Dixie Biker readers Chuck and Lori (above) rode in from Interlachen and went home with an award for best Rat Bike. Congratulations to you guys! Then reader Jimmy, from Weeki Watchee (right) got his picture with Missi. He won the Panhead class after ridin' in straight from Ohio. He hadn't even made it home to the West Coast of Florida. "I wouldn't miss this show, Monk," he told me. "First heard about it through Dixie Biker five or six years ago and I've been comin' ever since and it looks like it finally paid off for me. I've been coveting this award. It's the best chopper show on the planet! Thank you Willie and Company and DBI! You guys keep it real."

By the time Missi and I loaded up around 5 o'clock, the back yard had pretty mcuh emptied out, the shadows were gittin' long and it was good to get back in the breeze.

It was a long, hot, but absolutely great day. Hangin' with awesome people, kick-ass bikes, a great host in Willie and Company, and not to mention gittin' to hang out with our Spokesmodel Missi all day. Man, it don' git no mo' better 'an 'at, y'all.

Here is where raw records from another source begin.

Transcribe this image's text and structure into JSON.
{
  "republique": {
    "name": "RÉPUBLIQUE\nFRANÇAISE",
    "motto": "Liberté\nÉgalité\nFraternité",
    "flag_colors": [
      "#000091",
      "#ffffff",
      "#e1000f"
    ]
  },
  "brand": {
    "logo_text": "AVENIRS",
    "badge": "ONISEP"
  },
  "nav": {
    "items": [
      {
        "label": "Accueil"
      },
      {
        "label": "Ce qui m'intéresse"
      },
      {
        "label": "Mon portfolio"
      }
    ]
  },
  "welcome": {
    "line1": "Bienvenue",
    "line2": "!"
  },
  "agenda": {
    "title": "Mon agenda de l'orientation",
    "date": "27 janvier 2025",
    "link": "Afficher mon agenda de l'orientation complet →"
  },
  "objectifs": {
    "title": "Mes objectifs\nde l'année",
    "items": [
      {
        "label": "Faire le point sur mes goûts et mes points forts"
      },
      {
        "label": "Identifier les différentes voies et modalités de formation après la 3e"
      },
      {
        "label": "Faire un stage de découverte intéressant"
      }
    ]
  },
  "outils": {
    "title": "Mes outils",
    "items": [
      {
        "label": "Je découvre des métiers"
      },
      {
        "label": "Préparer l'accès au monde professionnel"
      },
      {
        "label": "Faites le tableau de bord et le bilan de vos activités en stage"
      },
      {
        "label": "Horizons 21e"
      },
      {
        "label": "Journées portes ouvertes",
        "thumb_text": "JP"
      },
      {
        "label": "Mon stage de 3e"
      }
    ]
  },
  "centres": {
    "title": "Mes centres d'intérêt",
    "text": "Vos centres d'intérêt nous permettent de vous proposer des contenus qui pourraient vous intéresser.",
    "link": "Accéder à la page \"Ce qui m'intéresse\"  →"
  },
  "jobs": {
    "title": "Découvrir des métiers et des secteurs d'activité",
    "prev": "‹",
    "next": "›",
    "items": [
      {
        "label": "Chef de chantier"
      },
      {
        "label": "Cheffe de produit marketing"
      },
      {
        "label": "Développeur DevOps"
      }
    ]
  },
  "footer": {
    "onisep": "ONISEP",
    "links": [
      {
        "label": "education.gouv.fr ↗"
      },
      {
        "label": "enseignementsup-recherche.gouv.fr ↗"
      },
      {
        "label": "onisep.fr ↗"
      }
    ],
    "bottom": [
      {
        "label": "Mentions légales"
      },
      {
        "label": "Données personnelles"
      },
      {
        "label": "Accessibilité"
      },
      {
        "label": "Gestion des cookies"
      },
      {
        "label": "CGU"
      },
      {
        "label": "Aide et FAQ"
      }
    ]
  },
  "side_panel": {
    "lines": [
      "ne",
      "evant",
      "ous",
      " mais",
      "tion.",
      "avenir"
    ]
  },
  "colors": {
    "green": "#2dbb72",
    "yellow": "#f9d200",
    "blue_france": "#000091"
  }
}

Hope to see y'all on Thursday of Bike Week 2009 for the next iteration of this awesome show.

Thursday, October 16, 2008

Biketoberfest - Daytona Beach

Wednesday
Biketoberfest officially begins on Thursday, October , but there's a lotta bikes in town already. I took a ride this morning to check out what's happening. If course folks were cruising Oceanshore Blvd (Hwy A1A).

And while I was ridin' over the Granda Bridge I snapped this shot of Crunch, from Tennessee, cruisin' it ol' skool style.
I hung a right on US Hwy 1 and cruised North to the Ormond Strip to Deadwood Saloon. I hadda do a little coordinating with Ronnie, the owner, for our Biketoberfest Happy Hour party on Friday night. I ran into Missy, below, serving up a couple of customers.
And Jennifer was rounding up folks for the bikini bike wash she was doin'. She got plenty of business this fine, warm day.

After finishin' up the plannin', I rode home and picked up Boots to go to the airport to pick up her girlfriend, Pup, who was flyin' in from New Hampshire. We cruised down Main Street - no vendors allowed to open until Thursday, but there were still plenty of bikes and cages. "Welcome Biker" the banners said. But they won't even close off Main Street for bikes only!
After pickin' up Pup, it was back to the Deadwood Saloon for a couple of brewskis and hot chicks. That's Missy with Pup and Boots.And of course Boots hadda talk some junk. She's crackin' up Nicole when she talked to her about doin' a cover shoot for Dixie Biker.
We watched this guy go down while he was tryin' to negoiate the corner. We helped him right his crotch rocket and then warned him about our slippery sand after makin' sure he was okay.
This group hadda unass their bikes to get the "tourist shot" for the folks back home. It was taken in North Peninsula State Park. We were hangin' out waitin' on our Jacksonville writers and I just shot some random pictures.
We had dinner with those Jax writers - Tim and Christy - at Snack Jack's in Flagler Beach. Great chow, great time and what a way to end the day,And tomorrow is one of my all time favorite events - Willie's Ol' Skool Chopper Show. We'll post that tonight or tomorrow morning

Sunday, October 12, 2008

World's Largest Beer Bong - Sanford Bike Fest

Yeah, here we go again bein' totally politically incorrect, but man-oh-man was it a hoot. About two weeks ago, our Orlando area writer-rep, Carolina Dave, and his bud Craven, from Tattudio, came up with another of his crazy schemes to add some fun and levity to a biker event. They'd heard about something called the world's largest beer bong contest in Milwaukee this summer and started talkin' about it: "A hundred and forty people - man, that's nuthin', bro. We could come up with a whole bunch more 'n that."
So the plan was born - but now it needed to be fleshed out, promoted and the bong hadda be built, and there was only a week and a half to do it.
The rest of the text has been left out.